En tal mecanismo Alberto Fernández resultó el ganador. Fue el único de los participantes que tuvo en cuenta y supo aplicar las ventajas comparativas que surgían del contexto; que concibió una estrategia global que aplicó de manera sistemática y que, al mismo tiempo, usó una táctica particular para cada tema.
Alberto Fernández partió del principio que su principal antagonista en el debate era Mauricio Macri. Roberto Lavagna quedó en el medio, con un discurso muy similar al de Alberto y aunque comenzó con una buena performance (aprovechó de manera excelente la posibilidad de diferenciarse al plantear el hambre como un derecho humano), en la medida que transcurría el tiempo su fortaleza se fue apagando.

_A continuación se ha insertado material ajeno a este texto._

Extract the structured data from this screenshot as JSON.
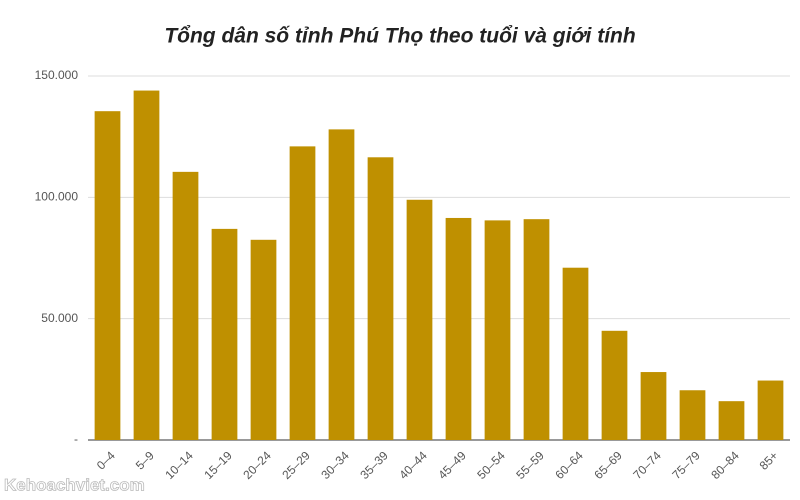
{
  "chart_data": {
    "type": "bar",
    "title": "Tổng dân số tỉnh Phú Thọ theo tuổi và giới tính",
    "categories": [
      "0–4",
      "5–9",
      "10–14",
      "15–19",
      "20–24",
      "25–29",
      "30–34",
      "35–39",
      "40–44",
      "45–49",
      "50–54",
      "55–59",
      "60–64",
      "65–69",
      "70–74",
      "75–79",
      "80–84",
      "85+"
    ],
    "values": [
      135500,
      144000,
      110500,
      87000,
      82500,
      121000,
      128000,
      116500,
      99000,
      91500,
      90500,
      91000,
      71000,
      45000,
      28000,
      20500,
      16000,
      24500
    ],
    "color": "#bf9000",
    "ylim": [
      0,
      150000
    ],
    "yticks": [
      {
        "value": 0,
        "label": "-"
      },
      {
        "value": 50000,
        "label": "50.000"
      },
      {
        "value": 100000,
        "label": "100.000"
      },
      {
        "value": 150000,
        "label": "150.000"
      }
    ],
    "grid": true
  },
  "watermark": "Kehoachviet.com"
}
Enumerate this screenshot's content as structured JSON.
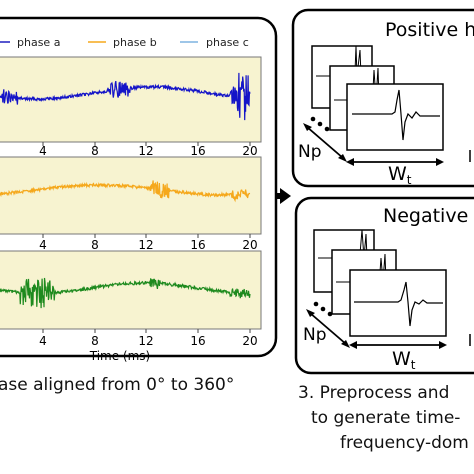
{
  "legend": {
    "items": [
      {
        "label": "phase a",
        "color": "#1f1fbf"
      },
      {
        "label": "phase b",
        "color": "#f5a81c"
      },
      {
        "label": "phase c",
        "color": "#7fb3e0"
      }
    ]
  },
  "plots": {
    "xticks": [
      "4",
      "8",
      "12",
      "16",
      "20"
    ],
    "xlabel": "Time (ms)",
    "series_colors": [
      "#1414c8",
      "#f5a81c",
      "#1e8a1e"
    ],
    "background": "#f7f3d0"
  },
  "left_caption": "ase aligned from 0° to 360°",
  "positive_box": {
    "title": "Positive h",
    "np_label": "Np",
    "w_label": "W",
    "w_sub": "t"
  },
  "negative_box": {
    "title": "Negative l",
    "np_label": "Np",
    "w_label": "W",
    "w_sub": "t"
  },
  "right_caption": {
    "line1": "3. Preprocess and",
    "line2": "to generate time-",
    "line3": "frequency-dom"
  }
}
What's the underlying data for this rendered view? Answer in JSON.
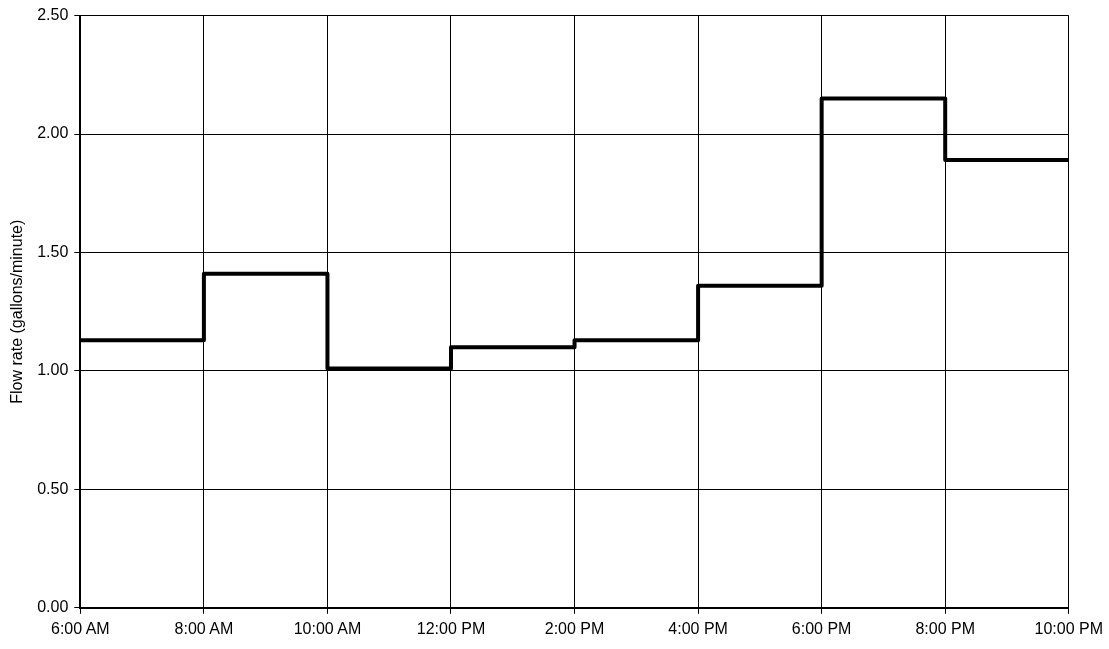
{
  "chart_data": {
    "type": "step",
    "ylabel": "Flow rate (gallons/minute)",
    "x": [
      6,
      8,
      10,
      12,
      14,
      16,
      18,
      20,
      22
    ],
    "series": [
      {
        "color": "#000000",
        "values": [
          1.13,
          1.41,
          1.01,
          1.1,
          1.13,
          1.36,
          2.15,
          1.89,
          1.89
        ]
      }
    ],
    "xlim": [
      6,
      22
    ],
    "xticks": [
      {
        "value": 6,
        "label": "6:00 AM"
      },
      {
        "value": 8,
        "label": "8:00 AM"
      },
      {
        "value": 10,
        "label": "10:00 AM"
      },
      {
        "value": 12,
        "label": "12:00 PM"
      },
      {
        "value": 14,
        "label": "2:00 PM"
      },
      {
        "value": 16,
        "label": "4:00 PM"
      },
      {
        "value": 18,
        "label": "6:00 PM"
      },
      {
        "value": 20,
        "label": "8:00 PM"
      },
      {
        "value": 22,
        "label": "10:00 PM"
      }
    ],
    "ylim": [
      0,
      2.5
    ],
    "yticks": [
      {
        "value": 0,
        "label": "0.00"
      },
      {
        "value": 0.5,
        "label": "0.50"
      },
      {
        "value": 1,
        "label": "1.00"
      },
      {
        "value": 1.5,
        "label": "1.50"
      },
      {
        "value": 2,
        "label": "2.00"
      },
      {
        "value": 2.5,
        "label": "2.50"
      }
    ],
    "grid": true,
    "legend": false,
    "marker": "none",
    "line_style": "solid"
  }
}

Los dos restantes (Espert y Gómez Centurión) se ubicaron tan a la derecha (uno desde lo económico, el otro desde lo moral y ético) dirigiéndose a un electorado cercano al propio oficialismo: otra complicación para Macri.
Alberto partió de una táctica inicial: la sorpresa. Mientras todos esperaban a un Alberto cauteloso, dispuesto a cuidar la ventaja de más de 16 puntos en las primarias que, por lo que puede verse en esta última encuesta tiende a ampliarse, el candidato del Frente de Todos, decidió jugar fuerte: marcar el claro antagonismo con Macri y señalar que en el debate de 2015, uno mintió y otro dijo la verdad. El que mintió “está gobernando el país” y el que dijo la verdad “está sentado en la primera fila”. Así, instaló el primer aspecto simbólico de otro fin de ciclo: el de la mentira.
Si como suele decirse un debate es un duelo, Alberto le asestó a Macri la primera estocada. A tal punto que el actual presidente solo pudo reaccionar tardíamente señalando “al dedo” acusador. Una pequeña forma en un mar de fondo, que en realidad vale poco.
No quedan dudas entonces: la escenografía del debate se fue convirtiendo en una verdadera postal de fin de época, replicando lo que ocurre en la sociedad en su conjunto: Alberto Fernández criticando y planteando alternativas y un Macri a la defensiva.
Este domingo se viene un nuevo debate. Y como la historia no se repite se podrán ver otras sorpresas, nuevas tácticas y estrategias. Lo que no cambiará, aquello que permanecerá invariable, es la postal de fin de ciclo de un gobierno, como una especie de aguafuerte indisoluble en la escenografía del debate.